Define axon guidance.

Answer 27

The way an growth cone moves to find a post synaptic target.

Question 28

What is the growth cone?

Answer 28

The growth cone is a structure at the tip of the axon that moves through the embryo sensing the environment for different substrates. It pulls the axon forward.

Question 29

What makes up the growth cone?

Answer 29

Central core: made up of microtubules and other organelles.
Filopodia: project from cell body, receives signals from the environment that stimulates the growth cone.
Lamellipodia: between the filopodia.

Question 30

Describe Roger Sperry’s Chemoaffinity Hypothesis.

Answer 30

Neurons are predetermined during development to go to a specific location (think location, dorsal/ventral). When the frog’s eye was removed and rotated 180 degrees, the cells grew back in their place of origin, but the location was rearranged (up perceived as down, left perceived as right). When the cells grew back, retinal cells grew towards their original target on tectum cells, not taking into account the rotation.
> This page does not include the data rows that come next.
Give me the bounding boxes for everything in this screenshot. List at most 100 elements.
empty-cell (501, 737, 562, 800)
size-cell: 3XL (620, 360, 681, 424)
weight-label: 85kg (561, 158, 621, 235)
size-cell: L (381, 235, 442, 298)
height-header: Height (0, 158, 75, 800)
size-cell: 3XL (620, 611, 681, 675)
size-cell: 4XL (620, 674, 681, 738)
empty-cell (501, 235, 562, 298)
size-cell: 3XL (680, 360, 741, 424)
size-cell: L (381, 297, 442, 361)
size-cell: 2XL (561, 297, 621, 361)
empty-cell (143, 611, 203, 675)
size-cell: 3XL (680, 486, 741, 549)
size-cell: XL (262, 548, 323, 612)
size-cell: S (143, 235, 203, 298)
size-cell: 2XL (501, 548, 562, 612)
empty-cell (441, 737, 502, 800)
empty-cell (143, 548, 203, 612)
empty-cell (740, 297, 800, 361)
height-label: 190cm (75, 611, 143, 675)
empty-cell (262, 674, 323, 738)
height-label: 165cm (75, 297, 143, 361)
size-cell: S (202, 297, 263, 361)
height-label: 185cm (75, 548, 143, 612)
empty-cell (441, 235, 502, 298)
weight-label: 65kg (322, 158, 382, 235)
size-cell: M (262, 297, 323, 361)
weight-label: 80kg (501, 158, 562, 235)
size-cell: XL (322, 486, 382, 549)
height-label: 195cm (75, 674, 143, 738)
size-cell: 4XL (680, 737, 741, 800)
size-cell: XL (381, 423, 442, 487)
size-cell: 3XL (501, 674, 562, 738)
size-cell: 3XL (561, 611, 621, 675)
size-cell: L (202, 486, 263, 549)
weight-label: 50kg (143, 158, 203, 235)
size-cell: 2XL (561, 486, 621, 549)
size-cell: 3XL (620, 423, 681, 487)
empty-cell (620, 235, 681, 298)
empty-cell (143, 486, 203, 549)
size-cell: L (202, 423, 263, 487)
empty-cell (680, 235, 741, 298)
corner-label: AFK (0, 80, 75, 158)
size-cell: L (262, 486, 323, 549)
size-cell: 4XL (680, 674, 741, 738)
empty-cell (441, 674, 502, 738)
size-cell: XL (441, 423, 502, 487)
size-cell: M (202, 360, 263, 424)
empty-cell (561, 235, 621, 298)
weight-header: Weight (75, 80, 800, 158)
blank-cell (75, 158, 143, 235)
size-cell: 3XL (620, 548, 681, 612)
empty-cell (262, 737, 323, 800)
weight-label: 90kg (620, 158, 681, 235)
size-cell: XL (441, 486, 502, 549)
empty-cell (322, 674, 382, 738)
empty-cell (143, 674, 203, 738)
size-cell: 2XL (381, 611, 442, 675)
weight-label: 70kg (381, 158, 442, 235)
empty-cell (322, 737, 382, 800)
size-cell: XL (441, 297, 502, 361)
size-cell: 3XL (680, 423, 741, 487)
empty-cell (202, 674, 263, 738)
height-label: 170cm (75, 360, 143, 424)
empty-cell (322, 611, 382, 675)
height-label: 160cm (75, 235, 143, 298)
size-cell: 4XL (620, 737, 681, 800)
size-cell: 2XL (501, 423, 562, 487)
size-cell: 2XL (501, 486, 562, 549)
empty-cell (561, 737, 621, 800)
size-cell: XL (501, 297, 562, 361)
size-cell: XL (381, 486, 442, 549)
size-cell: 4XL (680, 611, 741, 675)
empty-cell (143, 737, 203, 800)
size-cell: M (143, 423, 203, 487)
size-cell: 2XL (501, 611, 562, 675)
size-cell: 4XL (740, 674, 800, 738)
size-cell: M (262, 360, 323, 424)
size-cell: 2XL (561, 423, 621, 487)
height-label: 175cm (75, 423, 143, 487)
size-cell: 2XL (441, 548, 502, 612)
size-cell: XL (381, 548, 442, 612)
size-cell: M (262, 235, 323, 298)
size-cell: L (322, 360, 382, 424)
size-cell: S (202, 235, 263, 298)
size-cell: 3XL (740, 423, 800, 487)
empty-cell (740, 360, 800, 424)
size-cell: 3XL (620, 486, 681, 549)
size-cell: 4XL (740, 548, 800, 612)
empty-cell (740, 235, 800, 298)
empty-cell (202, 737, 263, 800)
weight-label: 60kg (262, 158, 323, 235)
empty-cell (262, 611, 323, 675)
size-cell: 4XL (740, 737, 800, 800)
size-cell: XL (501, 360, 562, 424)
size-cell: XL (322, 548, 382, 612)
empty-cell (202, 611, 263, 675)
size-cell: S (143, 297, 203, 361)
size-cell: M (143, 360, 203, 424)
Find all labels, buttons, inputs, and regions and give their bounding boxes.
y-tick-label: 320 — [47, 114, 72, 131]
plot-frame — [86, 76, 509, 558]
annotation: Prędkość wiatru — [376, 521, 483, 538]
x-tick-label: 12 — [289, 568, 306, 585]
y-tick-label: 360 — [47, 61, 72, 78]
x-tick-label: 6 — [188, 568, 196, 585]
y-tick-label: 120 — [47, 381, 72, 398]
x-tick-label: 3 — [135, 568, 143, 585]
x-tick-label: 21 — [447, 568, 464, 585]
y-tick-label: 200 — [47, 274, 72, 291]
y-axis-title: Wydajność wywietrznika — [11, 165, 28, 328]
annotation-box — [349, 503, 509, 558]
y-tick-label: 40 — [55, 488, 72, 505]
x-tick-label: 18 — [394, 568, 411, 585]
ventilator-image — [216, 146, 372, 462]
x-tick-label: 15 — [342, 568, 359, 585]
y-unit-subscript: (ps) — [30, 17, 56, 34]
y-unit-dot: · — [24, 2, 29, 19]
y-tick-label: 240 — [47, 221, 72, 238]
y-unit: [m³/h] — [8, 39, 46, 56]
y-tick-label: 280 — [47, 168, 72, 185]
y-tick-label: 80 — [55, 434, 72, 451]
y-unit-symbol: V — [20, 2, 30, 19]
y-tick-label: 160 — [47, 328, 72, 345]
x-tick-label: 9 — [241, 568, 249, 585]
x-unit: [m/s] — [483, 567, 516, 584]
This experiment showed that the axon on the retinal cells recognized its targets in the tectum because of guidance cues. This confirms axon guidance.

Question 31

Provide a molecular explanation of the chemoaffinity hypothesis.

Answer 31

Researchers discovered posterior retinal tissue grew only on anterior tectal membrane. This may be possible because posterior retinal tissue is repulsive towards posterior tectal membrane and prefers to grow on anterior tectal membrane.

Question 32

How do more neurons develop?

Answer 32

Progenitor cells in the ventricular zone of the neural tube. They operate like stem cells and can create copies of themselves as well as give rise to differentiate neurons and glial cells.

Question 33

Radial glia cells

Answer 33

• cell body located in ventricular zone
• give rise to different neurons
• differentiate into astrocytes

Question 34

Describe tangential migration.

Answer 34

In tangential migration, neurons use axonal tracts to guide where they need to go. This happens in LGE and MGE.

Question 35

Describe the role of second messengers.

Answer 35

Second messengers influence how the cytoskeleton is organized and regulates the direction and growth rate of the growth cone. PKA activity determines the growth cone’s response to an extracellular factor, like netrin. High PKA activity -> elevation in cAMP, allowing the growth cone to be attracted to netrin.

Question 36

What did the strip assay experiment show?

Answer 36

Posterior cells will secrete something that acts like a repelent so that later axons don’t bump into each other. Posterior retinal cells are closer proximity to tectal anterior cells, therefore, reaches its target first.

Question 37

What happened to the paralyzed limb bud?

Answer 37

When you inhibit electrical activity, you don’t get the scrambling of receptors on the motor neuron. This scrambling helps with the pruning of motor neurons. When you don’t get electrical activity, you don’t get the pruning of the neurons, resulting in 75% neurons remaining.

Question 38

What is the clutch hypothesis?

Answer 38

States that during axon extension you need a substrate to ground the axon as it moves How the growth cone can latch on to a substrate to pull the entire cell forward. Determines how they can turn away from different chemicals.